Niaré Karamoko, Greenhouse Bryan, Bailey Jeffrey A
Brown University.
University of California San Francisco.
Res Sq. 2023 Feb 14:rs.3.rs-2561857. doi: 10.21203/rs.3.rs-2561857/v1.
Accurate variant calls from whole genome sequencing (WGS) of infections are crucial in malaria population genomics. Here we optimized a falciparum variant calling pipeline based on GATK version 4 (GATK4) and applied it to 6,626 public Illumina WGS samples. We optimized parameters that control the heterozygosity, local assembly region size, ploidy, mapping and base quality in both GATK HaplotypeCaller and GenotypeGVCFs leveraging control WGS and accurate PacBio assemblies of 10 laboratory strains. From these controls we generated a high-quality training dataset to recalibrate the raw variant data. On current high-quality samples (read length = 250bp, insert size = 405 - 524 bp ), we show improved sensitivity (86.6 ± 1.7% for SNPs and 82.2 ± 5.9% for indels) compared to the default GATK4 pipeline (77.7 ± 1.3% for SNPs; and 73.1 ± 5.1% for indels, adjusted P < 0.001) and previous variant calling with GATK version 3 (GATK3, 70.3 ± 3.0% for SNPs and 59.7 ± 5.8% for indels, adjusted P < 0.001). The sensitivity of our pipeline on simulated mixed infection samples (80.8 ± 6.1% for SNPs and 78.3 ± 5.1% for indels) was again improved relative to default GATK4 (68.8 ± 6.0% for SNPs and 38.9 ± 0.7% for indels, adjusted P < 0.001). Precision was high and comparable across all pipelines on each type of data tested. We further show that using the combination of high-quality SNPs and indels increases the resolution of local population population structure detection in sub-Saharan Africa. We finally demonstrate that increasing ploidy improves the detection of drug resistance mutations and estimation of complexity of infection. Overall, we provide an optimized GATK4 pipeline and resource for variant calling which should help improve genomic studies of malaria.

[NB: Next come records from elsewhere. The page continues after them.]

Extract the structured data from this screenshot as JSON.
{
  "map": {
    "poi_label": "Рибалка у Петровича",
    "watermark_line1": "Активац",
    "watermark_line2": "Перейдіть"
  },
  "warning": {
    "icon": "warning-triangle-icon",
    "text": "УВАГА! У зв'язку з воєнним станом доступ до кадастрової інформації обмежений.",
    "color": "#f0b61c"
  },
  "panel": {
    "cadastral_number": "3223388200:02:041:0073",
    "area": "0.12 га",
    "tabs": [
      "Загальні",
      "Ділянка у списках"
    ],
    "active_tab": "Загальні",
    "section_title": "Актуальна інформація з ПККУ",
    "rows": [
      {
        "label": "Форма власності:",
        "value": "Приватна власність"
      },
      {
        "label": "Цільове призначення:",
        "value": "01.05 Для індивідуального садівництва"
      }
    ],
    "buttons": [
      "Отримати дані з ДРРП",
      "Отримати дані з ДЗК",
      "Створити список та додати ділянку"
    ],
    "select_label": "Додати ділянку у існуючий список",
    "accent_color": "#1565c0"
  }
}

通过全基因组测序(WGS)准确鉴定感染的变异对于疟疾群体基因组学至关重要。在此,我们基于GATK版本4(GATK4)优化了恶性疟原虫变异鉴定流程,并将其应用于6626个公开的Illumina WGS样本。我们利用10个实验室菌株的对照WGS和精确的PacBio组装,在GATK HaplotypeCaller和GenotypeGVCFs中优化了控制杂合性、局部组装区域大小、倍性、映射和碱基质量的参数。从这些对照中,我们生成了一个高质量的训练数据集,用于重新校准原始变异数据。在当前的高质量样本(读长 = 250bp,插入片段大小 = 405 - 524bp)上,与默认的GATK4流程(SNP的灵敏度为77.7 ± 1.3%;indel的灵敏度为73.1 ± 5.1%,校正P < 0.001)以及之前使用GATK版本3(GATK3)进行的变异鉴定(SNP的灵敏度为70.3 ± 3.0%,indel的灵敏度为59.7 ± 5.8%,校正P < 0.001)相比,我们展示了更高的灵敏度(SNP为86.6 ± 1.7%,indel为82.2 ± 5.9%)。我们的流程在模拟混合感染样本上的灵敏度(SNP为80.8 ± 6.1%,indel为78.3 ± 5.1%)相对于默认的GATK4(SNP为68.8 ± 6.0%,indel为38.9 ± 0.7%,校正P < 0.001)再次得到提高。在测试的每种数据类型上,所有流程的精度都很高且相当。我们进一步表明,使用高质量的SNP和indel组合可提高撒哈拉以南非洲局部群体结构检测的分辨率。我们最终证明,增加倍性可改善耐药性突变的检测以及感染复杂性的估计。总体而言,我们提供了一个优化的GATK4变异鉴定流程和资源,这应有助于改进疟疾的基因组研究。